Ådna, Jostein, and Hans Kvalbein [Ed.]

Titel/Untertitel:

The Mission of the Early Church to Jews and Gentiles.

Verlag:

Tübingen: Mohr Siebeck 2000. VIII, 313 S. gr.8 = Wissenschaftliche Untersuchungen zum Neuen Testament, 127. Lw. ¬ 99,00. ISBN 3-16-147242-X.

Rezensent:

Dieter Sänger

Christliche Mission, wie sie nach abendländischem Verständnis jahrhundertelang betrieben worden ist, steht unter Ideologieverdacht. Sie erscheint Kritikern als Ausdruck von Intoleranz gegenüber Andersgläubigen und wird mit dem Vorwurf konfrontiert, den Grundsatz sine vi sed verbo allzu oft missachtet und an Stelle der werbenden Verkündigung die Macht des Schwertes gesetzt zu haben. Dadurch habe sie sich selbst desavouiert, besonders im Blick auf das Judentum. In einer multireligiös geprägten Welt, deren Zukunft von der gegenseitigen Achtung unterschiedlicher Überzeugungen abhänge, müsse das imperiale Konzept der Mission durch den längst überfälligen, vorurteilsfrei und wertneutral geführten Dialog der Religionen abgelöst werden. Angesichts dieser auch von vielen Christen geteilten Meinung ist es zu begrüßen, wenn jenseits der aktuellen Legitimationsprobleme erneut nach den Anfängen der christlichen Mission, ihren Begründungszusammenhängen, historischen Bedingungen, Adressaten, Trägergruppen, Zielvorstellungen und konkreten Erscheinungsformen im Neuen Testament gefragt wird.
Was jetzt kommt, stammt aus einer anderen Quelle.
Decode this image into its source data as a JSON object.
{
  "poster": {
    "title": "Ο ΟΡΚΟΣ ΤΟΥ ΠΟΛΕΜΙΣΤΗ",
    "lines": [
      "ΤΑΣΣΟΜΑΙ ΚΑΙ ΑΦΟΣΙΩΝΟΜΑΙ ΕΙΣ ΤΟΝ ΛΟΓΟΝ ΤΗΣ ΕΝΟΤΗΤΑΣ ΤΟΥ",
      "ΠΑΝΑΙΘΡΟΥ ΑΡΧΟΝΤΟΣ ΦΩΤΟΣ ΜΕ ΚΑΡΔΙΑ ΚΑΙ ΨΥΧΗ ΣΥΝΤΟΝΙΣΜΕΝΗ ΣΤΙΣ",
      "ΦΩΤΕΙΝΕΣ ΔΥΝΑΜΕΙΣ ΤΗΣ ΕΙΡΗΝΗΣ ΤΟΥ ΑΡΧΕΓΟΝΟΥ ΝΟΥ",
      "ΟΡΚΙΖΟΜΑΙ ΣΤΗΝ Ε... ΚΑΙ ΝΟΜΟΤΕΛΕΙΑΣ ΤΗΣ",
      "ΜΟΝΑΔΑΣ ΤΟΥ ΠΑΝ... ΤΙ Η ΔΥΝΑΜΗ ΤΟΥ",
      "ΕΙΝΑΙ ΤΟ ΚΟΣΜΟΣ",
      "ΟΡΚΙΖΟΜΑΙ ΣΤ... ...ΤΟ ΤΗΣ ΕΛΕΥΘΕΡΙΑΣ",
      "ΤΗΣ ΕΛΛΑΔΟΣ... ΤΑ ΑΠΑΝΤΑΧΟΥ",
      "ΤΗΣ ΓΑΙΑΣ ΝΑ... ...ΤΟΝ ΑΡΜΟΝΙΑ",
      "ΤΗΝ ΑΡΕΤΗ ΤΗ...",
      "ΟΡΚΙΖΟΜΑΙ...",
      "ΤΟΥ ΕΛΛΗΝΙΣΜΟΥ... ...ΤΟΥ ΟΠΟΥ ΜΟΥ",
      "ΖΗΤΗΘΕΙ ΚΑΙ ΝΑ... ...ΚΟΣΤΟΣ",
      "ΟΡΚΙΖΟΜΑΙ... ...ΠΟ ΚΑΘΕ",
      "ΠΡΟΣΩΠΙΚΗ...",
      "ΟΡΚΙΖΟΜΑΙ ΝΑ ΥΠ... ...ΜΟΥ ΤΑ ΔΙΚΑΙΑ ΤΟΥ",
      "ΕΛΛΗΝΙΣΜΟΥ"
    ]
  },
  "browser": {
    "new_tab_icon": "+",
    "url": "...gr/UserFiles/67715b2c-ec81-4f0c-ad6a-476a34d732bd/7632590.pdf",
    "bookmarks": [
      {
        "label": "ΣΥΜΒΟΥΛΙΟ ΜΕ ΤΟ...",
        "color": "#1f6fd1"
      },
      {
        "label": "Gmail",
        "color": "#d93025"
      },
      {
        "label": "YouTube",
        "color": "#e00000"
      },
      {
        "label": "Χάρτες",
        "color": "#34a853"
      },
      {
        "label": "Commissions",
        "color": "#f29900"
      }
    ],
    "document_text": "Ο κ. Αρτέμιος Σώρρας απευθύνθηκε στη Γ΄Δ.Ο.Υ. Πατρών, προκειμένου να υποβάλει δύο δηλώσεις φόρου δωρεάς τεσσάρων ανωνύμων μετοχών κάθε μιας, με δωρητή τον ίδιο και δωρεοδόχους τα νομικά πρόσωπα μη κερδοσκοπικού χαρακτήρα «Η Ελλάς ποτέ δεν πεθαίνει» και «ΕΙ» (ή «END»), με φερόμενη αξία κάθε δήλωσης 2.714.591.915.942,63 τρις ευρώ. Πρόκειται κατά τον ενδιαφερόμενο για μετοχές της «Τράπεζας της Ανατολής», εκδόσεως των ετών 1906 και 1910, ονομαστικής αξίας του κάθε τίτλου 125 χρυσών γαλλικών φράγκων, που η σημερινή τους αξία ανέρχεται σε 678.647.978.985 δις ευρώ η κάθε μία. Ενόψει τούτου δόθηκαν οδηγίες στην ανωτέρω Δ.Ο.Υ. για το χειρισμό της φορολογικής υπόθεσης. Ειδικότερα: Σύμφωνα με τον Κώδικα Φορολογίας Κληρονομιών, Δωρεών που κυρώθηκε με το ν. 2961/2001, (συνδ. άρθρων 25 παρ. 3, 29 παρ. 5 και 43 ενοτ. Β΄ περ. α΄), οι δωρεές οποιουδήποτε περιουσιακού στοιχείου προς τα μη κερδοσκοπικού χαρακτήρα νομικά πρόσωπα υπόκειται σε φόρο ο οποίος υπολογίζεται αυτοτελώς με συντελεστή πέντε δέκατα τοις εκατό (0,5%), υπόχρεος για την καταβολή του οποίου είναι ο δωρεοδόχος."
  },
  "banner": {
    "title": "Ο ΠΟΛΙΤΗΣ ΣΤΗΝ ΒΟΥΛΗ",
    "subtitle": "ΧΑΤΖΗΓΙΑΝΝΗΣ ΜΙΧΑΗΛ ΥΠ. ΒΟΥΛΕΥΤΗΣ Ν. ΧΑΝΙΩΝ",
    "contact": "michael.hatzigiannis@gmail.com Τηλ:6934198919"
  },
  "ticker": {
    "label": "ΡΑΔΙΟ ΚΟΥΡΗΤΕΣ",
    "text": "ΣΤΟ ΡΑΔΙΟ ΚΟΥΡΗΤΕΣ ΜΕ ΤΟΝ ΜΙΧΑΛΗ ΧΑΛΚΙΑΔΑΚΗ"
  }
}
Nicht nur weil das Christentum ein vitales Interesse an der Rekonstruktion seiner eigenen Frühgeschichte haben muss, sondern weil sich aus den jeweiligen Antworten Perspektiven und Kriterien für eine missionarische Praxis ergeben können, die dem neutestamentlichen Zeugnis entspricht, zugleich aber dialogisch offen ist.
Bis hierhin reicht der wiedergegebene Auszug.